Pascal Dusapin’s O Mensch! is a cycle of songs for voice and piano, all settings of lyrical texts by German philosopher Friedrich Nietzsche (1844-1900). The work bears the subtitle “An unreasoned inventory of some Nietzschean passions”, and as such it attempts to create an evolving musical and dramatic space for exploring the enigmatic meanings of these extraordinary poems. The 75-minute work sits comfortably within the tradition of the 19th century Germanic song cycle, but as it progresses Dusapin imbues it with subtle dramatic and theatrical elements. The original performance by Georg Nigl and Vanessa Wagner was staged by the composer himself as a sort of mono-opera.

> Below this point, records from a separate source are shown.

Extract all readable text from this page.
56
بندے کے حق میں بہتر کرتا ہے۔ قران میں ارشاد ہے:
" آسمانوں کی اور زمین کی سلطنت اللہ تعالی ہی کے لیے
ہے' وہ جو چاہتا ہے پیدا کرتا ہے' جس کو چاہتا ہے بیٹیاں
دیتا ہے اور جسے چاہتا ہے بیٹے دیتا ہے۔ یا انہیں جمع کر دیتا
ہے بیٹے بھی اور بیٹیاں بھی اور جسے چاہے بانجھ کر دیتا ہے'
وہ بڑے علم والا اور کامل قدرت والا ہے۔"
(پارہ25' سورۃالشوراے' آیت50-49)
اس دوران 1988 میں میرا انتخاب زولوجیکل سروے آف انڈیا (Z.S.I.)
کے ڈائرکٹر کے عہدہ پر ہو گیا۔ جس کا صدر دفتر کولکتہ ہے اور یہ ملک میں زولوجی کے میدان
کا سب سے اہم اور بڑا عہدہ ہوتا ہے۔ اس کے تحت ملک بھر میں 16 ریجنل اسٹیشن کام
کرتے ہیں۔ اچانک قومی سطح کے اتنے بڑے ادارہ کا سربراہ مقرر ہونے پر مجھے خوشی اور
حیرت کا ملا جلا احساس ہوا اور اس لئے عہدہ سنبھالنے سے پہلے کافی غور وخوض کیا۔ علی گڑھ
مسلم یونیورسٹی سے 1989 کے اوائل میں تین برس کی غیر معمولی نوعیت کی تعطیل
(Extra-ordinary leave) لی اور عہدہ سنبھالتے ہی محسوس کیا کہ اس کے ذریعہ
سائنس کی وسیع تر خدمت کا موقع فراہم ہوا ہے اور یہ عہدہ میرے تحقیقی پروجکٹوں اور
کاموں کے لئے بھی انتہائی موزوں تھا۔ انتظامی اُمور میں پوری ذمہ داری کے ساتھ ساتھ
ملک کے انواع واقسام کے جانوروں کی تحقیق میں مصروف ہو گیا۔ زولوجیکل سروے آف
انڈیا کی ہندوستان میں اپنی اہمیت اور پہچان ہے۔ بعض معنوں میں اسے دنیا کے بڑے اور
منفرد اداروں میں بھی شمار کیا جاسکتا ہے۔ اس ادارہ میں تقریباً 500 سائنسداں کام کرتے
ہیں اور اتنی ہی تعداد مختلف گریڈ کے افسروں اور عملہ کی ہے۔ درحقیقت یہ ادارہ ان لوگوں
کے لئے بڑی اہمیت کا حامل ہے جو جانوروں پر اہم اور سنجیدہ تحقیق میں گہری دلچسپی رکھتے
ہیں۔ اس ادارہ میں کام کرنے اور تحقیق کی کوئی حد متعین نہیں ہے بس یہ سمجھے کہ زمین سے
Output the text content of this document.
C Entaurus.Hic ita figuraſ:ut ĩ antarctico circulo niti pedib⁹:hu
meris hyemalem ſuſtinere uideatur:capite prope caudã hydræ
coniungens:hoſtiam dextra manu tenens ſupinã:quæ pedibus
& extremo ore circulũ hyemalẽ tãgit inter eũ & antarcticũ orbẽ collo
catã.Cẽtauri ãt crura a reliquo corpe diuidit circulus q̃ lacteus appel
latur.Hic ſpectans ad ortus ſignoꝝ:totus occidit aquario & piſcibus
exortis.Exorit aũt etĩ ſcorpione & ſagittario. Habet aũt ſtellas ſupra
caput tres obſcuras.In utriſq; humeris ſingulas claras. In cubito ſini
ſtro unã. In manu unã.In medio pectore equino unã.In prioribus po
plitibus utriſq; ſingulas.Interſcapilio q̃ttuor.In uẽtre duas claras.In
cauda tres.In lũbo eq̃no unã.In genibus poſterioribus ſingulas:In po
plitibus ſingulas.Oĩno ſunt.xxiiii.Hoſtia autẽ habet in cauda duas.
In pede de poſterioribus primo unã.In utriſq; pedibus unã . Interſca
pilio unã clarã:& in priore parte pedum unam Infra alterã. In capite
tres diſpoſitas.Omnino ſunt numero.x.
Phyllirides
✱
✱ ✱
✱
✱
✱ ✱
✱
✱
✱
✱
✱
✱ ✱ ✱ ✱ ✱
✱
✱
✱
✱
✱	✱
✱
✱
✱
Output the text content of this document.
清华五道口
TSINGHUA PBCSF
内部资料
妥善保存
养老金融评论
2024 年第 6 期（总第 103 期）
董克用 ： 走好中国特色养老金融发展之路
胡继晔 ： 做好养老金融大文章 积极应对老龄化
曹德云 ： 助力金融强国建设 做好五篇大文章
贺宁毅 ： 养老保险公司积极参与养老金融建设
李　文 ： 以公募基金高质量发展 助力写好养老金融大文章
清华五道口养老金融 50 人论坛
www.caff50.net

The cycle opens with the singer and piano in unison—a single voice calling from the silence and blossoming into rich harmony. This effect evocatively suggests a point of light appearing in a darkened expanse, and while Dusapin never repeats this specific musical gesture, the phrase itself becomes the source of the majority of the cycle’s harmonic and motivic material. The text of this opening song is the iconic roundelay from Also sprach Zarathustra, a poem of rich musical history which exhorts the passive listener to search for profound truths in the depths of night’s silence. From there, the composer selects texts drawn from Nietzsche’s lifetime of writings, weaving them into a fragmented and elusive emotional narrative. The music often unfolds slowly in an expansive state of harmonic stasis, only occasionally interrupted by fleeting fits of emotional violence. The arrival of “Das Nachtlied” (another Zarathustra text) at the exact midpoint of the cycle introduces an increasingly bitter and caustic character which pervades the work’s more volatile second half.
Many of Dusapin’s musical influences are readily apparent: Schubert and Schumann are embedded in the very DNA of the song cycle; Messiaen’s mystical atemporality and Poulenc’s wearied emotional directness permeate; Wagner is quoted explicitly. In the vocal writing, Dusapin’s self-professed goal is to achieve the kind of flexible expressivity found in the operas of Monteverdi. Also in the score are recurring features of Dusapin’s larger output, including a keen ear for shifts in timbre, rhythmic inventiveness, metric flexibility, and a deep love of lullabies.